Most up-sell recommendations are tied to a specific SKU and form offers for the purchase of related products along with key ones.
2. Cross-sell recommendations
Unlike up-sell recommendations, which offer related products to key products, cross-sell recommendations are designed to suggest other products that will be bought with top-selling products.
Cross-sell recommendations are formulated as follows: "a customer who buys such products is inclined to buy the following items…". If a customer agrees to follow the cross-sell guidelines, you can offer them a small discount. Like upsell, cross-sell recommendations take into account the determination of the product line. As a result, for each product, an additional product is offered for cross-selling.
3. Next-sell recommendations
These recommendations are formed after the customer has made a purchase. The result of these recommendations is expressed in the form of a thank-you letter or a letter of purchase confirmation. Next-sell recommendations are individual for each client and take into account all client information.
An example of using post-sales recommendations is described in the book "Data-Driven Marketing: The 15 Metrics Everyone in Marketing Should Know" by Mark Jeffery.
The book tells how a hardware hypermarket, using customer data, found out that customers who build summer terraces or gazebos will soon think about buying a grill or barbecue. The hypermarket then launched a follow-up campaign, inviting these customers to buy a grill after they bought everything needed to build their summer terraces.

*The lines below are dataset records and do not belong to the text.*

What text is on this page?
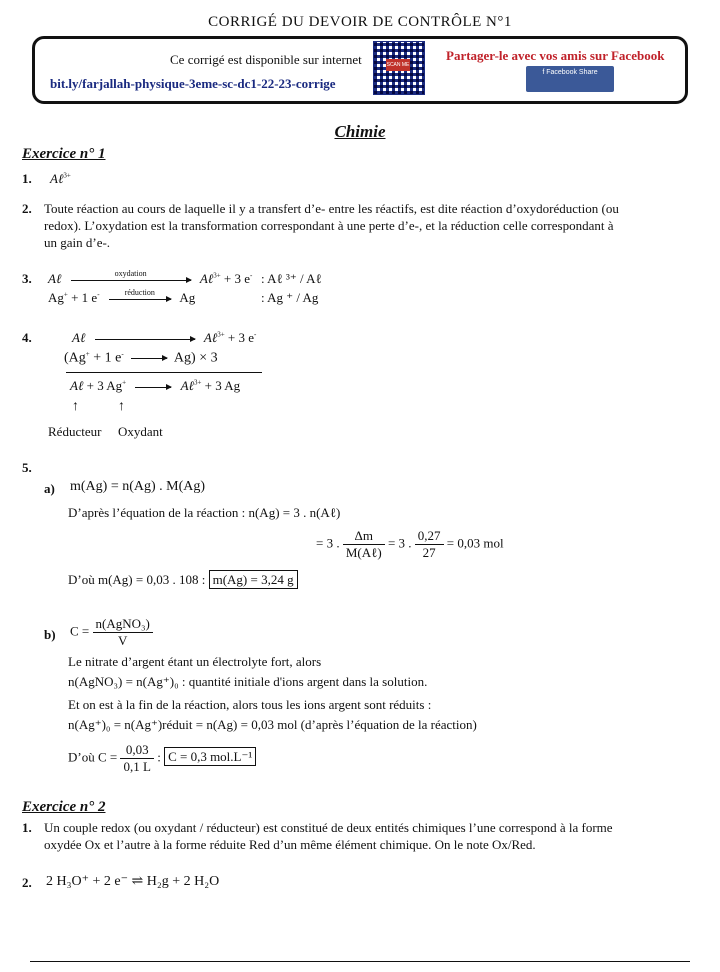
CORRIGÉ DU DEVOIR DE CONTRÔLE N°1
Ce corrigé est disponible sur internet
bit.ly/farjallah-physique-3eme-sc-dc1-22-23-corrige
SCAN ME
Partager-le avec vos amis sur Facebook
f Facebook Share
Chimie
Exercice n° 1
1. Aℓ$^{3+}$
2. Toute réaction au cours de laquelle il y a transfert d’e- entre les réactifs, est dite réaction d’oxydoréduction (ou
redox). L’oxydation est la transformation correspondant à une perte d’e-, et la réduction celle correspondant à
un gain d’e-.
3. Aℓ	oxydation	Aℓ$^{3+}$ + 3 e- : Aℓ ³⁺ / Aℓ
Ag+ + 1 e-	réduction	Ag	: Ag ⁺ / Ag
4.	Aℓ	Aℓ$^{3+}$ + 3 e-
(Ag+ + 1 e-	Ag) × 3
Aℓ + 3 Ag+	Aℓ$^{3+}$ + 3 Ag
↑	↑
Réducteur Oxydant
5.
a) m(Ag) = n(Ag) . M(Ag)
D’après l’équation de la réaction : n(Ag) = 3 . n(Aℓ)
= 3 . $\frac{\Delta m}{\text{M(Aℓ)}} = 3$ . $\frac{0,27}{27} = 0,03$ mol
D’où m(Ag) = 0,03 . 108 : m(Ag) = 3,24 g
b) $C = \frac{\text{n(AgNO₃)}}{V}$
Le nitrate d’argent étant un électrolyte fort, alors
n(AgNO₃) = n(Ag⁺)₀ : quantité initiale d'ions argent dans la solution.
Et on est à la fin de la réaction, alors tous les ions argent sont réduits :
n(Ag⁺)₀ = n(Ag⁺)réduit = n(Ag) = 0,03 mol (d’après l’équation de la réaction)
D’où $C = \frac{0,03}{0,1 L}$ : C = 0,3 mol.L⁻¹
Exercice n° 2
1. Un couple redox (ou oxydant / réducteur) est constitué de deux entités chimiques l’une correspond à la forme
oxydée Ox et l’autre à la forme réduite Red d’un même élément chimique. On le note Ox/Red.
2. 2 H₃O⁺ + 2 e⁻ ⇌ H₂g + 2 H₂O
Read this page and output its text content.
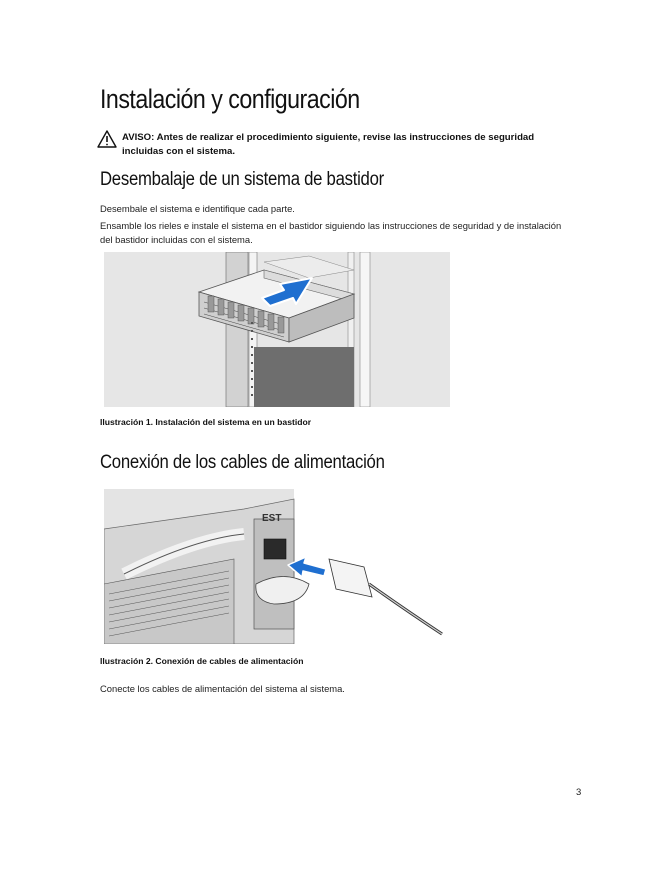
Instalación y configuración
AVISO: Antes de realizar el procedimiento siguiente, revise las instrucciones de seguridad incluidas con el sistema.
Desembalaje de un sistema de bastidor
Desembale el sistema e identifique cada parte.
Ensamble los rieles e instale el sistema en el bastidor siguiendo las instrucciones de seguridad y de instalación del bastidor incluidas con el sistema.
Ilustración 1. Instalación del sistema en un bastidor
Conexión de los cables de alimentación
EST
Ilustración 2. Conexión de cables de alimentación
Conecte los cables de alimentación del sistema al sistema.
3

Get more out of your retail data by applying these models.
Predictive analytics models have potential and are of great value, but only if you link them to your daily marketing campaigns. Integrate a predictive analytics platform with your marketing delivery system. Link it to an email service, website, call center, and/or cash register.
It is better to start by integrating one working model that will help you run an effective marketing campaign than to apply all 10 models at the same time, without knowing which one to choose for predictive analysis.